After reading through the story of Martha and Mary again, I realized more than ever that I had a lot more in common with Martha then I ever thought. She was so busy preparing and doing things for Jesus that she didn’t have time to spend at his feet. “Now as they went on their way, Jesus entered a village. And a woman named Martha welcomed him into her house. And she had a sister called Mary, who sat at the Lord’s feet and listened to his teaching. But Martha was distracted with much serving. And she went up to him and said, “Lord, do you not care that my sister has left me to serve alone? Tell her then to help me.” But the Lord answered her, “Martha, Martha, you are anxious and troubled about many things, but one thing is necessary. Mary has chosen the good portion, which will not be taken away from her.” (Luke 10:38-42)
I had convinced myself that if I just did more for the Lord that I would be worthy of Him and that people would see that worth. But in reality, I was just pushing myself farther and farther away from Him in doing things for Him with the wrong heart. I had to take a major heart check, just like Martha did. Was I going to continue to be that woman who spends so much time doing things for the Lord that I didn’t have time to spend with Him? Or was I willing to maybe let things go to sit at the feet of Jesus where others may see me as being weak or not productive for the kingdom (and let’s be real, do people really think this or do I just tell myself they do)?
Why do we as Christian women think that we need to do more, be more, produce more for others to see that we are godly women? Why can’t we just let go and sit at the feet of the Lord and honor Him with our time spent in His Word and in prayer? Please don’t get me wrong in that I’m not saying that serving others, doing things for the Lord, or creating a to-do list for the year is a bad thing. However, when those “things” become more important than our relationship with the one true God, they become barriers or even idols that need to be destroyed.

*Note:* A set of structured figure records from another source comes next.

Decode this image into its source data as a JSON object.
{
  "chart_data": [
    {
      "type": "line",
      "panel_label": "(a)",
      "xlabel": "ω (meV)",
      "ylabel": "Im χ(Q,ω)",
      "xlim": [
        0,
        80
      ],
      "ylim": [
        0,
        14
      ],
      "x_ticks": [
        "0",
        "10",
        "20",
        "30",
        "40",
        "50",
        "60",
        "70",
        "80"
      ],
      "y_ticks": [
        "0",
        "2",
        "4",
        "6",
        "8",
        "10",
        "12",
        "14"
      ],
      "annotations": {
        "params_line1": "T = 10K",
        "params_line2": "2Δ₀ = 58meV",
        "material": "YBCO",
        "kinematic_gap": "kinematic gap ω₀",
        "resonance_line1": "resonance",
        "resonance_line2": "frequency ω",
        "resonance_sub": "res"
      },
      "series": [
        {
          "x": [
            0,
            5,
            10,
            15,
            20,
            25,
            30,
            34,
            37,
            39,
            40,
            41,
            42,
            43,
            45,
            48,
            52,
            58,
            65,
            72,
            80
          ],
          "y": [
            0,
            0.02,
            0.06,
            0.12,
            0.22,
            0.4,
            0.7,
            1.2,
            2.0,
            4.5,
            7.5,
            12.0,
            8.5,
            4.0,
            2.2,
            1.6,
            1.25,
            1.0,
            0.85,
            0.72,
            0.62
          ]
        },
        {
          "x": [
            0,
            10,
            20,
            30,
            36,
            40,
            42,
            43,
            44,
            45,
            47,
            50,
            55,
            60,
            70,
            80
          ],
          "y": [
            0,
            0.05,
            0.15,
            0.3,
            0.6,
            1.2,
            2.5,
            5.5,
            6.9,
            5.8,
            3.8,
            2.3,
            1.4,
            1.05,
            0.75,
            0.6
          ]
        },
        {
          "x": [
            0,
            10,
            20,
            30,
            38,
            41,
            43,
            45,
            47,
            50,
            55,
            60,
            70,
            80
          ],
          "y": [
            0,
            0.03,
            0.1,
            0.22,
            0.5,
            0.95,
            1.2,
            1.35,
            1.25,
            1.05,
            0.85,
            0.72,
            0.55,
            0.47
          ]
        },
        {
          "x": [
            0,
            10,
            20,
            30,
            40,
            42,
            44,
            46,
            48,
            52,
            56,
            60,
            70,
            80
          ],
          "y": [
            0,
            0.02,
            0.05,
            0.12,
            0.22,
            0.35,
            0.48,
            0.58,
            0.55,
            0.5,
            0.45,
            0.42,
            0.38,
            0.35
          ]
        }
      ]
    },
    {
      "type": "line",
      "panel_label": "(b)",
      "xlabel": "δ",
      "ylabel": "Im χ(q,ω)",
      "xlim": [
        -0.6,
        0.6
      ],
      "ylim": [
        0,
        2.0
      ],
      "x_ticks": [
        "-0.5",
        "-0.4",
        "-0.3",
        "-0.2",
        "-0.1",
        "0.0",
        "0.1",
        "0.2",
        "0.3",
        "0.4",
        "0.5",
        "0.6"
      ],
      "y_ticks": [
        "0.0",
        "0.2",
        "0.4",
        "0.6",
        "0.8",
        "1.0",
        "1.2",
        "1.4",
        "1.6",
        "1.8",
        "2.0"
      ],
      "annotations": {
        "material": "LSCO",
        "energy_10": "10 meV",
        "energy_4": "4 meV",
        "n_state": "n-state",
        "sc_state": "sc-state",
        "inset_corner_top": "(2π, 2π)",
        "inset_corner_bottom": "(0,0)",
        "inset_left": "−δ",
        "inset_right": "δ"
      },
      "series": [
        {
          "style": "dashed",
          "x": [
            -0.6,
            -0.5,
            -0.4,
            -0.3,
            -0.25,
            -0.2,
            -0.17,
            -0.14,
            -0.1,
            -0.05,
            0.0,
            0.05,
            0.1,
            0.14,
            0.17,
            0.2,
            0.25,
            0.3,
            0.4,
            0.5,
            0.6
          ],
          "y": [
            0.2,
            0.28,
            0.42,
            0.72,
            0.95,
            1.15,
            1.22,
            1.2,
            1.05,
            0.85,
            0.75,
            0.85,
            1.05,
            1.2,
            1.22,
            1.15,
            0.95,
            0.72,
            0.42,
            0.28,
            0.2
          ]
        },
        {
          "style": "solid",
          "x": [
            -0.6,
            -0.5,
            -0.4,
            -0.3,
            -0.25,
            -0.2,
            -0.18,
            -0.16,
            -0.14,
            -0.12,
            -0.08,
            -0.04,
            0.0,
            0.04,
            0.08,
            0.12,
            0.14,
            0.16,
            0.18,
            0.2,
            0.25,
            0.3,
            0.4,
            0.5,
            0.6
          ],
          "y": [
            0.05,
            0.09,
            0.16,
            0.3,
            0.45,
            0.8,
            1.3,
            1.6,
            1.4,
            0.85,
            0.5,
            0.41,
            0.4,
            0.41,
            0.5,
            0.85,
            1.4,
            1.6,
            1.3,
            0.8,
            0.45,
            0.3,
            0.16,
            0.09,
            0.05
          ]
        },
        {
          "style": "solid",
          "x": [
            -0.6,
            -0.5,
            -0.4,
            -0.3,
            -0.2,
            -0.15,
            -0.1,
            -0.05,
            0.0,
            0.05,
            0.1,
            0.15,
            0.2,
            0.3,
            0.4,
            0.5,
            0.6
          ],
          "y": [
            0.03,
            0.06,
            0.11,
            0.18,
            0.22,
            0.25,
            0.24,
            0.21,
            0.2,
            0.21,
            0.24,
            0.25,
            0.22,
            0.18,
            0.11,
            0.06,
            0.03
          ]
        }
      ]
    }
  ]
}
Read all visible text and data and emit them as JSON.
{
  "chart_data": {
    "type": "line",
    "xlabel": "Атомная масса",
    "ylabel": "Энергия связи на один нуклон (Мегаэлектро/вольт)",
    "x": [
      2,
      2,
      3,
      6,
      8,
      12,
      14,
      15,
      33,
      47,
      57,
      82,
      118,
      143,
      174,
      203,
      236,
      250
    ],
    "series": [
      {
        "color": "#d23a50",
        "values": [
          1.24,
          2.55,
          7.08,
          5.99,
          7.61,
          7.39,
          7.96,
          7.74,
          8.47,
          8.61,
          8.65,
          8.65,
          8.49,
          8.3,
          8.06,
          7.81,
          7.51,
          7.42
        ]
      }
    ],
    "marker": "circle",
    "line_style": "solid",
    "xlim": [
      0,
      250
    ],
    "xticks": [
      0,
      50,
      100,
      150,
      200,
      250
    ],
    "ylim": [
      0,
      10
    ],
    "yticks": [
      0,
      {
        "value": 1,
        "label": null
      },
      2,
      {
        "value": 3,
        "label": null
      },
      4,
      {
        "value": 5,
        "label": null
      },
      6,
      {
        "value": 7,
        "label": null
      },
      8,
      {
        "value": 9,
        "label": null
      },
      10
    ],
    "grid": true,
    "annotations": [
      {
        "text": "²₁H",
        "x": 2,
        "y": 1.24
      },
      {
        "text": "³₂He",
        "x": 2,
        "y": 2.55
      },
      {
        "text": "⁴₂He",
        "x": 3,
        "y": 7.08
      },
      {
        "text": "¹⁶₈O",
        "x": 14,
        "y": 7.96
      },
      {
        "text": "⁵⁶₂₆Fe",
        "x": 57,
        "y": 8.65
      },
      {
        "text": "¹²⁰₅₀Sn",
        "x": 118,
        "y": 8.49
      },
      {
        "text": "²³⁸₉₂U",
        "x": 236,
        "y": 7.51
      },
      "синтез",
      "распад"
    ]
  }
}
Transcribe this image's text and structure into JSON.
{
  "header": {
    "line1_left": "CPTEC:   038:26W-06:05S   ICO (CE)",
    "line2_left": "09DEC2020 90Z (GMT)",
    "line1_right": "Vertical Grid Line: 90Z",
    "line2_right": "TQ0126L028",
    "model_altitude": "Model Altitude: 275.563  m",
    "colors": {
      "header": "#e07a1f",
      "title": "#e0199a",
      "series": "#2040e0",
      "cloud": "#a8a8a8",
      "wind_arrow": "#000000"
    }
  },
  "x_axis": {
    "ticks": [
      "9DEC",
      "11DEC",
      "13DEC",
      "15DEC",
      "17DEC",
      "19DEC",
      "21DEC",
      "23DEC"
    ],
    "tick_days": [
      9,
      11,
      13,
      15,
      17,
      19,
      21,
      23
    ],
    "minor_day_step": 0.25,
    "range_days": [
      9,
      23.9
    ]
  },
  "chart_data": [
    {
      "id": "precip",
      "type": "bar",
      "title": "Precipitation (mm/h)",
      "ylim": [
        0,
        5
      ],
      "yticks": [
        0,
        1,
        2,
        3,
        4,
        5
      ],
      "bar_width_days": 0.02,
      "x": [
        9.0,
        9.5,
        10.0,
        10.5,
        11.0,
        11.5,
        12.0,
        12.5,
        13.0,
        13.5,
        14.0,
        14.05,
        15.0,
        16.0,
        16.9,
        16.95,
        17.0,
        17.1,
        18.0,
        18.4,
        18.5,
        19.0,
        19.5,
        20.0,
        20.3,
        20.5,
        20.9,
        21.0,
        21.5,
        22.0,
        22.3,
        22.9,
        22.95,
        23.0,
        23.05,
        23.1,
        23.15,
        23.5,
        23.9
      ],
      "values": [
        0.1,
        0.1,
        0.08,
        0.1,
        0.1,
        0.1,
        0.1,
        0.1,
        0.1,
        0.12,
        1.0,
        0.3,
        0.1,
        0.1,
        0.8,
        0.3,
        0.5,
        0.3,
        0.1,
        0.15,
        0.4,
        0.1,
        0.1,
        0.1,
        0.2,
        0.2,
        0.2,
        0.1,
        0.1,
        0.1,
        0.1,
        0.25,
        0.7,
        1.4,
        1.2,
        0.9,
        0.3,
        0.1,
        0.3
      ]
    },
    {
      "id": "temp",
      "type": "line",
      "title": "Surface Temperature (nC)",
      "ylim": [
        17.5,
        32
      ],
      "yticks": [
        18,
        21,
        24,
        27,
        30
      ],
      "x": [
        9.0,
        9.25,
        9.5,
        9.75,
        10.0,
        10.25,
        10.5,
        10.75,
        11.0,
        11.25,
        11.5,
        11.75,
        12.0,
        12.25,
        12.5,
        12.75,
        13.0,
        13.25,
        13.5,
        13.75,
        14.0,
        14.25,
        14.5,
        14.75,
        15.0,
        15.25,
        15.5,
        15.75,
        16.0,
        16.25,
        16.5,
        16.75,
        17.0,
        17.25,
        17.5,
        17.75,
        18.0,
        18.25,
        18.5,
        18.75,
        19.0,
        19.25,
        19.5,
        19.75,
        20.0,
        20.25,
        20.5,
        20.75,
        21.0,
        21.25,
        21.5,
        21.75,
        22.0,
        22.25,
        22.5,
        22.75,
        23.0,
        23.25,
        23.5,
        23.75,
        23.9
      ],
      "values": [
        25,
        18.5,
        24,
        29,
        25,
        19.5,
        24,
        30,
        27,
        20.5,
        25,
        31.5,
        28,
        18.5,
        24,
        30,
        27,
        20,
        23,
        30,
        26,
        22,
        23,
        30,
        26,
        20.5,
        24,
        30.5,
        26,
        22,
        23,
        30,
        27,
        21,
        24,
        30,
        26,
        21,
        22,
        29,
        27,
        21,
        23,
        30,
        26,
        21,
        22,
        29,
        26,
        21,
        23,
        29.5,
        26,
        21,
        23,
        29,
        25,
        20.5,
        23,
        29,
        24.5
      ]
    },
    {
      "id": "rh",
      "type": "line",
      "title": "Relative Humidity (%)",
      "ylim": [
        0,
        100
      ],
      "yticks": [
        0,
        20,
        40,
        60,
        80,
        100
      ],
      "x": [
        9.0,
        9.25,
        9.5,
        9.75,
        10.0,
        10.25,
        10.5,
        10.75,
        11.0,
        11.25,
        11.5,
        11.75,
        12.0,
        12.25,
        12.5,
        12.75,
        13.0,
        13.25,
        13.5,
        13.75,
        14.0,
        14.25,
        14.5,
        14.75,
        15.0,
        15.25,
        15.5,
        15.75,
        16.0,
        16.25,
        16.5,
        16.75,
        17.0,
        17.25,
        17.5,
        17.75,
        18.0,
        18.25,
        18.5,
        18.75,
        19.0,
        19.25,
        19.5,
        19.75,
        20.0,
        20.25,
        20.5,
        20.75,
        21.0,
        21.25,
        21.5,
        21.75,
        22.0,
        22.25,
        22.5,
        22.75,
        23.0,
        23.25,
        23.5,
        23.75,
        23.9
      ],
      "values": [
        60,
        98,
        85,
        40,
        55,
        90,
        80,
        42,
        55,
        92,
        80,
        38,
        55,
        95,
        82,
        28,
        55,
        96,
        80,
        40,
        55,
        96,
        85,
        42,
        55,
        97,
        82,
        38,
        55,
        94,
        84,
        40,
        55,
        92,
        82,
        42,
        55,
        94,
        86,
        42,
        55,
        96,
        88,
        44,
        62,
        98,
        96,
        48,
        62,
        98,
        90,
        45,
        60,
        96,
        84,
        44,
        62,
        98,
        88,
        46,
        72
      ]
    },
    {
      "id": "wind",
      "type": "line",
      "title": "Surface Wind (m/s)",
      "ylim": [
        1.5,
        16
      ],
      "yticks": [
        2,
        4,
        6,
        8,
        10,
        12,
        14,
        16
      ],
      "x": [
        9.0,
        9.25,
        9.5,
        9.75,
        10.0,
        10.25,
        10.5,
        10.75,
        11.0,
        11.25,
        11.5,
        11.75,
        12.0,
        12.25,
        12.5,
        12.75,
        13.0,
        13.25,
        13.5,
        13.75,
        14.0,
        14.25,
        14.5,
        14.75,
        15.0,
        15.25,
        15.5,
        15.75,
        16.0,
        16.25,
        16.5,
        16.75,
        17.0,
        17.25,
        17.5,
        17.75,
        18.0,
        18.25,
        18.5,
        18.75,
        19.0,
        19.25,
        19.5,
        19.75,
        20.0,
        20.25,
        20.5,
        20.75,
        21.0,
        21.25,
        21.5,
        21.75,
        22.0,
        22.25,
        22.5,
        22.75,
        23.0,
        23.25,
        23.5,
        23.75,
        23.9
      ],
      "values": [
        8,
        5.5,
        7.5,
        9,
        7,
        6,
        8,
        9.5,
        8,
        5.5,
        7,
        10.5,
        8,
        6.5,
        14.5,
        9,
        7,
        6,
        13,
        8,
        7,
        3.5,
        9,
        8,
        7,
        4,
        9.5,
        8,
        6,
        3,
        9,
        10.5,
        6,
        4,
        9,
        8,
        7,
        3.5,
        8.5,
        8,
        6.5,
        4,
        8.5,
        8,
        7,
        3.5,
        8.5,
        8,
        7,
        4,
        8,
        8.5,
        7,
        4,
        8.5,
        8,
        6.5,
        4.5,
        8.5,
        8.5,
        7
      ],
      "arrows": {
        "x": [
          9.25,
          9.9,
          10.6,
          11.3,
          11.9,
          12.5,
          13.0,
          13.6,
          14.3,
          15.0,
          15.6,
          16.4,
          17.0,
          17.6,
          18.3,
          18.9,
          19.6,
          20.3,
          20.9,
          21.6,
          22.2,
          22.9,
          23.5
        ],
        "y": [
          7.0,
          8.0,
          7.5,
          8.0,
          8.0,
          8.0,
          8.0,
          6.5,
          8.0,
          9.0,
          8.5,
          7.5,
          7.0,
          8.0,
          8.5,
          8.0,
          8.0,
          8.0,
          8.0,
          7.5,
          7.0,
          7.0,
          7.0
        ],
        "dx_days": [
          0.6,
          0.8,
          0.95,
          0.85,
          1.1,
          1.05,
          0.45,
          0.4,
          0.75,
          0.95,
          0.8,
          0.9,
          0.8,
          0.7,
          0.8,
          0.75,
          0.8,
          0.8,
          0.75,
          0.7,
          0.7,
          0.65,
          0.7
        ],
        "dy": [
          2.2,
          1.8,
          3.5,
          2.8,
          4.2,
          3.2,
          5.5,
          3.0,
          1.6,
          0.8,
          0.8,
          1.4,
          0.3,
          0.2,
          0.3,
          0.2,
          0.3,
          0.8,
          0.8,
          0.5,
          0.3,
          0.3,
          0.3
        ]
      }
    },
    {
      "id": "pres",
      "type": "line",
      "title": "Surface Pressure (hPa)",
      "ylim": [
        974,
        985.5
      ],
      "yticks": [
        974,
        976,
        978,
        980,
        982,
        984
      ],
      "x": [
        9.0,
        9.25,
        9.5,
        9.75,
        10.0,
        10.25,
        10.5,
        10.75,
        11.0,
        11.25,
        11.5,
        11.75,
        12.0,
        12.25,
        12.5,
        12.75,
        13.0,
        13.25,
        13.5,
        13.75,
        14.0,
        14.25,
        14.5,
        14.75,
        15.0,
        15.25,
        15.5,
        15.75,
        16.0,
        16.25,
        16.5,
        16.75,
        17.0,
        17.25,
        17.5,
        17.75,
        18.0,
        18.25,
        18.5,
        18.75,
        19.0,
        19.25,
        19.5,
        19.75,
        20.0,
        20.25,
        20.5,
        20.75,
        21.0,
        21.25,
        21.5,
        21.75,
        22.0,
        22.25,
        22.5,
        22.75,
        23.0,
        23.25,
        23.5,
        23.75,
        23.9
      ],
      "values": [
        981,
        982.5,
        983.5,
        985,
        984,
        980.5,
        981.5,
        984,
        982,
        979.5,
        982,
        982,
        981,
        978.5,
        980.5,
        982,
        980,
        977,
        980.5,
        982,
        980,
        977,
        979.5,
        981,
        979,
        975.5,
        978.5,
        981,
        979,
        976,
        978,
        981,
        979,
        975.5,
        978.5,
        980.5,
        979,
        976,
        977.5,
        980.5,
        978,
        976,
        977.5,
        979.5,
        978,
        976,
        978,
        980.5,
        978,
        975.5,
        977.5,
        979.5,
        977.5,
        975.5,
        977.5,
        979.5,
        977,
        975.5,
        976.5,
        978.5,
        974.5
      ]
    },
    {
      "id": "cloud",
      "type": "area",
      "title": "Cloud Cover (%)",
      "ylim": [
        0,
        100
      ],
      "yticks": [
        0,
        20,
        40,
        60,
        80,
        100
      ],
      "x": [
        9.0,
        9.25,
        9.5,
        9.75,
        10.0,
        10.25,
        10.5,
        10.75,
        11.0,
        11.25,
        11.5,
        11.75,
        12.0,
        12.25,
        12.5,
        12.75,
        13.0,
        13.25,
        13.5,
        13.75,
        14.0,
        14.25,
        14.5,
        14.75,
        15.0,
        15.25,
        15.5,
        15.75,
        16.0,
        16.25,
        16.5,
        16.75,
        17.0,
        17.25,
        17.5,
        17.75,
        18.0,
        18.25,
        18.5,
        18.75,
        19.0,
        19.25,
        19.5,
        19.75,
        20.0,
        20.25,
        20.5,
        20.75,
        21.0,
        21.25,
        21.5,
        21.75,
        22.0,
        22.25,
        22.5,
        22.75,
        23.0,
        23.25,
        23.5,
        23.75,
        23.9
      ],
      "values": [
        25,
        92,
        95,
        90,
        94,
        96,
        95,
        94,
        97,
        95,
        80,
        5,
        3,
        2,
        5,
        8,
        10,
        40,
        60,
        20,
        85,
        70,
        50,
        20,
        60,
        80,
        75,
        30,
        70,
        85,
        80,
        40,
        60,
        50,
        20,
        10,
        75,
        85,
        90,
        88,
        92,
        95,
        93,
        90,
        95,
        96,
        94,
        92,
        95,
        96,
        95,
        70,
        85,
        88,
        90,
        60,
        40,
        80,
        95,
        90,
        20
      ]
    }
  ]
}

Why do we as Christian women think that we need to do more, be more, produce more for others to see that we are godly women?
My prayer for myself has been that I would be a little more like Mary each day, spending time in His Word and in prayer, and that doing the work of God would not be the ultimate but just an additive to the wondrousness of Him, who alone is the ultimate. My prayer for us as women of God at the start of a new year would be that our color-coated calendars would have time for sitting at the feet of Jesus and that we would make Him our first priority, not our last afterthought because He alone is worthy of that.